Principales aplicaciones del Análisis Financiero:
El propósito esencial del análisis de los estados financieros es, convertir los datos obtenidos de la empresa y transformarlos en información útil para generar estrategias básicas para la toma de decisiones tanto a corto como a largo plazo (Ross, Westerfield, & Jaffe, 2012).
El análisis financiero es una disciplina que proporciona los conceptos y las técnicas necesarias para formular juicios consistentes sobre la salud financiera de la empresa. (Jiménez et al., 2002).
Otros autores argumentan que:
El Análisis Financiero es un diagnóstico integral de la Institución que sirve para evaluar la situación, el desempeño económico y financiero real de la misma, además es una herramienta efectiva para la toma de decisiones, también para comparar sus resultados con los de otras Instituciones del mismo ramo que estén bien gerenciadas y que presenten características similares (Puente et al., 2022).
Esta disciplina implica el empleo de técnicas, métodos y procedimientos especializados para reconocer tendencias y evaluar la rentabilidad, solidez financiera, liquidez y eficiencia operativa de la empresa. Adicionalmente, posibilita la realización de comparaciones con la industria o competidores directos, proporcionando una visión integral y detallada del desempeño financiero (Padilla, 2014).
Según Rodríguez (2012), los enfoques del análisis financiero se aplican principalmente a:
a) Autorización de préstamos
b) Decisiones de invertir en acciones
c) Evaluación interna de la empresa
d) Evaluación de la planeación.
Limitaciones del Análisis Financiero:
En la Revista Equidad y Desarrollo (2004), el editor concluye que el análisis financiero tiene las siguientes limitaciones:
- Es un análisis estático, pues no tiene en cuenta la variable tiempo. Los movimientos históricos de las cuentas que conforman los activos y pasivos corrientes, así como la estimación de su comportamiento en el futuro inmediato, están fuera del alcance del análisis tradicional.

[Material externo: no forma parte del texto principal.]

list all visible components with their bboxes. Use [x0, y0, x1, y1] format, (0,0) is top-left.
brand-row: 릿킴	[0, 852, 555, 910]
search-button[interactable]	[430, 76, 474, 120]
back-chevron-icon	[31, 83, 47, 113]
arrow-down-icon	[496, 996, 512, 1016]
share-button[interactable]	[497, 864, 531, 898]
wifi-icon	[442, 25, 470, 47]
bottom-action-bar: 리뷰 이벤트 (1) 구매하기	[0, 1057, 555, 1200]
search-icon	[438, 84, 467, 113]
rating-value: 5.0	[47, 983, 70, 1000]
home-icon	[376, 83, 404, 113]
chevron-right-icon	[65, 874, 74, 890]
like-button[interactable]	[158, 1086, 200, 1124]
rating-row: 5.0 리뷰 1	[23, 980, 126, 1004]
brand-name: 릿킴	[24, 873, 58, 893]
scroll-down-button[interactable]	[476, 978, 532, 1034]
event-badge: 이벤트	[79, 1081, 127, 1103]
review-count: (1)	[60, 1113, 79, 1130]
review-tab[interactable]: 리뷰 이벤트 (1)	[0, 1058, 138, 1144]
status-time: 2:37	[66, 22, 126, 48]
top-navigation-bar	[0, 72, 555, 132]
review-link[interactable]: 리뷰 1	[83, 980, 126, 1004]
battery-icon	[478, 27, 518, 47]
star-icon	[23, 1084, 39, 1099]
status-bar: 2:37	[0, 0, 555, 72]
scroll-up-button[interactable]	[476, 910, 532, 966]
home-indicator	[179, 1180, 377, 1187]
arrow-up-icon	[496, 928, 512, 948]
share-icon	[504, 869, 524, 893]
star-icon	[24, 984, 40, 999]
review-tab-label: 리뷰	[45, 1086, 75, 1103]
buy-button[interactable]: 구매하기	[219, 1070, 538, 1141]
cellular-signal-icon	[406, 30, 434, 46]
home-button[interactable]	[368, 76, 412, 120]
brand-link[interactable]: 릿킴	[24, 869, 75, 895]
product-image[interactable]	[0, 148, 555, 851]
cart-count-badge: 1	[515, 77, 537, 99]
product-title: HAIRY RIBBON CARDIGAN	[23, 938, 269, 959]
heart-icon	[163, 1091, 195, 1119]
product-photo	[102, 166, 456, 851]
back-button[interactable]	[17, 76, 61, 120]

- Los activos y pasivos circulantes pueden cambiar drásticamente en el inmediato futuro; como las cifras estudiadas corresponden a las registradas a la fecha de corte, no son una guía adecuada para estudiar el futuro.
- La utilización de indicadores de liquidez constituye un estudio parcial de la real capacidad de la empresa de atender sus obligaciones corrientes; el analista no puede ser concluyente al utilizar sólo los indicadores de liquidez normalmente conocidos.
- No todos los activos corrientes pueden transformarse en dinero y aquellos susceptibles de convertirse en dinero, demandan un cierto tiempo, la asunción de un costo y trámites antes de su conversión. No todos los activos corrientes son igualmente líquidos y ello debe tenerse en cuenta en el análisis correspondiente.
- Las empresas usualmente invierten cuantiosos recursos en activos corrientes, por lo que resulta sensato reconocer que los fondos invertidos en capital de trabajo ameritan estudios y evaluaciones realizados de una manera profunda y sistemática más allá del simple análisis de las razones de liquidez.
Referencias bibliográficas:
Ross, S., Westerfield, R., & Jaffe, J. (2012). Finanzas Corporativas. (9na. Ed). México: McGraw-Hill.
Puente, M., Carrillo, J., Calero, E., & Gavilánez, O. (2022). Fundamentos de Gestión Financiera. GCPI UNACH. https://doi.org/https://doi.org/10.37135/u.editorial.05.70
Córdova, M. (2014). Análisis financiero. (1ra ed). Colombia: Ecoe Ediciones
Rodríguez, L. (2012), Análisis de Estados Financieros - Un enfoque en la toma de decisiones, México, Mc Graw Hill
Suarez, L. (2004). Las limitaciones del análisis financiero tradicional de la liquidez. Revista Equidad y Desarrollo, No. 2
Jiménez, S., García-Ayuso, M., & Sierra, G. (2002). Análisis financiero (2da ed.). España: Ediciones Pirámide.